Does this matter? They’re my ghosts, not yours. And yet, here I am, planting them in your mind, creating ghosts from the faint scribbles like insect trails that wander over the pages of my notebook, reaching tentatively into the future, in the vain hope that someone might read this one day.

There are ghosts everywhere. Every pavement slab, every brick, every stone has its memories. Every leaf, every bough. And aren’t we made of memories? The body excretes the dead cells of our lives continuously. The whole body dies maybe 10 times in a lifetime, and yet the memories live on. It only takes something familiar to bring them back. Where are the memories stored? Not in the body, which isn’t the same body we were born with. Not really in the physical world, which has merely provided the stimulus to the memories. There must be a place, beyond the solid world of matter, where these memories linger; a kind of field memory, like the electromagnetic field that our body generates and which surrounds us like an egg.

We live in separate worlds. Your ghosts aren’t my ghosts. You have unique memories. Even as we gaze upon the same scene, your thoughts are separate from mine. You smell separate smells, hear separate sounds, see separate sights, dream separate dreams. All of these events are happening in your separate brain. They’re processed in your brain, which constructs your world for you. It’s what the great philosopher-poet Robert Anton Wilson called (after Timothy Leary) your reality tunnel: a model of the world, greatly simplified, which allows you to get around without too many mishaps, but which is only the semblance of the real world, which you never get to see.

And where does this construction take place? In the imagination, which is where we build our models of reality. So that’s what the world is made of. It’s made of signals in the brain turned into forms in the imagination, which we walk through as if it’s real. It’s an imaginary world, which we all share, despite our separateness.

This isn’t to say that there’s no such thing as reality, just that the reality that we know is second hand. Real plants, real animals share our world with us. It’s their world too. Real winds blow. A real sun shines down upon us through the atmosphere. Real gravity holds us in its inescapable embrace. But our view of reality is constructed for us by the stories we were told when children, which is why ghosts were more prevalent in the past, when more of us believed in them.

This is where magic comes in. Magic allows us to step into that space between imagination and reality and effect a change. Ritual practice is a way of engaging with the world. It’s a way of articulating a relationship, a way of communicating with the world in more than mere words.

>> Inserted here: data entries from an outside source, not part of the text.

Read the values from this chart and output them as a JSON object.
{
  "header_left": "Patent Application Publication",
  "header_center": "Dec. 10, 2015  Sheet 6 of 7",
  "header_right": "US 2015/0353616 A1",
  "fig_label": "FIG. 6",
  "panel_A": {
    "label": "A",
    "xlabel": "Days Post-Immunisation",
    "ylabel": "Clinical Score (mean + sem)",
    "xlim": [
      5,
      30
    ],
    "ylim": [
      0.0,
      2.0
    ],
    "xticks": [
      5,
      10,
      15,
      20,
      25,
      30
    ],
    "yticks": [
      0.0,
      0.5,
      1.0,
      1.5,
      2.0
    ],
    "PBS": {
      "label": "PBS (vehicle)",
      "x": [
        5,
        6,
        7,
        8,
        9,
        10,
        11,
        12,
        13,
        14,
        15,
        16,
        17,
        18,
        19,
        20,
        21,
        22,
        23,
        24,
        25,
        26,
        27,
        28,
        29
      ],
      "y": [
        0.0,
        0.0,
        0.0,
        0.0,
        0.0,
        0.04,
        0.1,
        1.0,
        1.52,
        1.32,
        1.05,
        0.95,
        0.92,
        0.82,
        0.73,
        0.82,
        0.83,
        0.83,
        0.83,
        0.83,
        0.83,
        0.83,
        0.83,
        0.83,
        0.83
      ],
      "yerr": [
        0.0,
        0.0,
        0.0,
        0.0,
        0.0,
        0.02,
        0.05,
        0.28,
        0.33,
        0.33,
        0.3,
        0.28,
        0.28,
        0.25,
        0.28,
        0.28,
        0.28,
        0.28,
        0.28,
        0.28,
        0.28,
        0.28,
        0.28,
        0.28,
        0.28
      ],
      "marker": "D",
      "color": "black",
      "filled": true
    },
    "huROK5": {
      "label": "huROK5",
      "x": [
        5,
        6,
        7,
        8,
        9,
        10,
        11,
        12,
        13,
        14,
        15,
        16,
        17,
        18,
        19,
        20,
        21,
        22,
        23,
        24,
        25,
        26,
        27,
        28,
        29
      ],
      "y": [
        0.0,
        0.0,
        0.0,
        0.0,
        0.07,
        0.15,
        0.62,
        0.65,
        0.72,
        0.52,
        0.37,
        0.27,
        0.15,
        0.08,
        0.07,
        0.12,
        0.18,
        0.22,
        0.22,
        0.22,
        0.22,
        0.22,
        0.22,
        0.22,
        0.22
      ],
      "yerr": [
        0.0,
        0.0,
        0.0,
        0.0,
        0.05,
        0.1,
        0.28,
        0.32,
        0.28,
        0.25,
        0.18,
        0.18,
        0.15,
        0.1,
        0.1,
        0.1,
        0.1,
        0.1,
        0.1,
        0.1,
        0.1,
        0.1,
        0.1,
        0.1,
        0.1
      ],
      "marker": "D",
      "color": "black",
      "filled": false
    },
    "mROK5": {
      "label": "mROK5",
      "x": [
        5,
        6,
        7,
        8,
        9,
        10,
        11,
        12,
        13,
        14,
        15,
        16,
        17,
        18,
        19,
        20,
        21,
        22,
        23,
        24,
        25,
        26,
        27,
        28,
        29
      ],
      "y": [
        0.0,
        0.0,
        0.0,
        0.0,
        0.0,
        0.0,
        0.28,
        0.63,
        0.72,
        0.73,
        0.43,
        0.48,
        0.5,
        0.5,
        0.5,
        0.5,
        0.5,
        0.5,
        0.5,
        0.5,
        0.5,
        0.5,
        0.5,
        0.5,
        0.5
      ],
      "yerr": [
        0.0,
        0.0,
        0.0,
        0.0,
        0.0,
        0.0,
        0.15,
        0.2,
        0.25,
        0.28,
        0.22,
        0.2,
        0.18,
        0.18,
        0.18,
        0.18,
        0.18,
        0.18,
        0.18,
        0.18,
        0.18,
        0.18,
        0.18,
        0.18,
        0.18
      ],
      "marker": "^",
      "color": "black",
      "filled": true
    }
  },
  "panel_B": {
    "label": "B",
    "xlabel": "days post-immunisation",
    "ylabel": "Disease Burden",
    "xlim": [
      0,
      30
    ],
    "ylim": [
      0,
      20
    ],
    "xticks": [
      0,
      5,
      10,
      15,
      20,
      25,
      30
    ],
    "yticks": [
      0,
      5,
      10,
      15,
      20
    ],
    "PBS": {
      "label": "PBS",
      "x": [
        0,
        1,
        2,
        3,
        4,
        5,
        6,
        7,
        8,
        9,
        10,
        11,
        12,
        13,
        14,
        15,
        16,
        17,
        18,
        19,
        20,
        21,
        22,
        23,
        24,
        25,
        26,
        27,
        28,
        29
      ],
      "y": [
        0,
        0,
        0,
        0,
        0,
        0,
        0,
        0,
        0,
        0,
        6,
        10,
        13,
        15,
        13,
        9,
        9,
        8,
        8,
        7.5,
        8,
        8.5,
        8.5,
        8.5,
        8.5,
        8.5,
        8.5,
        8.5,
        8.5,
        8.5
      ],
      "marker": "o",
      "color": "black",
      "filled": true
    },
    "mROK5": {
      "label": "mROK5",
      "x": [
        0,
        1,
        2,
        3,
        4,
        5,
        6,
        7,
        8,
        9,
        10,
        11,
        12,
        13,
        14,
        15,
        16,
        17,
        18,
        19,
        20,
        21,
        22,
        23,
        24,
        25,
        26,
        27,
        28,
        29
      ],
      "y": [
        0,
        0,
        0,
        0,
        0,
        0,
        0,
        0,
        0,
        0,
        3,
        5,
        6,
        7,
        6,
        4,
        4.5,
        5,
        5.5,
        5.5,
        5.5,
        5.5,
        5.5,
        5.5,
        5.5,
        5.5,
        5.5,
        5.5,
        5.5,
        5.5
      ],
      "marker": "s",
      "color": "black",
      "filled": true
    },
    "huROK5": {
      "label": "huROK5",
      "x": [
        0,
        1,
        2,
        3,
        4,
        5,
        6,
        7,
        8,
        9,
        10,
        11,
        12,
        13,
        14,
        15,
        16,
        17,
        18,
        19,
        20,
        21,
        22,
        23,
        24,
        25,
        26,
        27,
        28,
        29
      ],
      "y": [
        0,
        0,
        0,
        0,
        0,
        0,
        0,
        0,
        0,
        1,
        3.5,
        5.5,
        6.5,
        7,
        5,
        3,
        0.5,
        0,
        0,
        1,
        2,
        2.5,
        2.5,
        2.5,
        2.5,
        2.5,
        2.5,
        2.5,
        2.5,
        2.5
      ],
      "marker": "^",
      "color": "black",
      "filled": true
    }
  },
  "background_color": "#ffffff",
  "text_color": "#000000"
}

If the world as we know it is a construct made of signals in the brain, then we can alter its meaning by magical acts of ritual significance.

We’re ritual beings. Most of us live our lives routinely, doing the same things at the same time, in the same way, every day. What magical ritual does is to insert a deliberate, conscious intent into the unconscious routine, to make the world new again. If I talk to the trees, do they hear? I can never know, but I know that I do.

If I return to the past along streets of memory, as I’m doing now, I’m engaging in an act of magic. I constructed this world, here in my head. That pavement slab, that window, that bridge, where the memories abide, are products of my mind, made real by my relationship with them. They live again and again, in other people’s heads, in other people’s memories, but here now, in this moment, they’re mine. I created them. I gave them life. I made them breathe.

After Birmingham city center, I caught the number 60 bus from Digbeth, along the Coventry Road to South Yardley. I got off at Sunnymead Road. That’s where I had spent my childhood. I walked past the house where I was brought up. I remembered a scary dream I’d had as a child. I came to this house and it was no longer mine. Strangers were living in it and when I knocked on the door they didn’t know who I was. This was exactly the position I found myself in now, a stranger outside my own front door, an old man lost in his memories. I decided I’d had enough. I caught the bus back to the railway station and got the train home.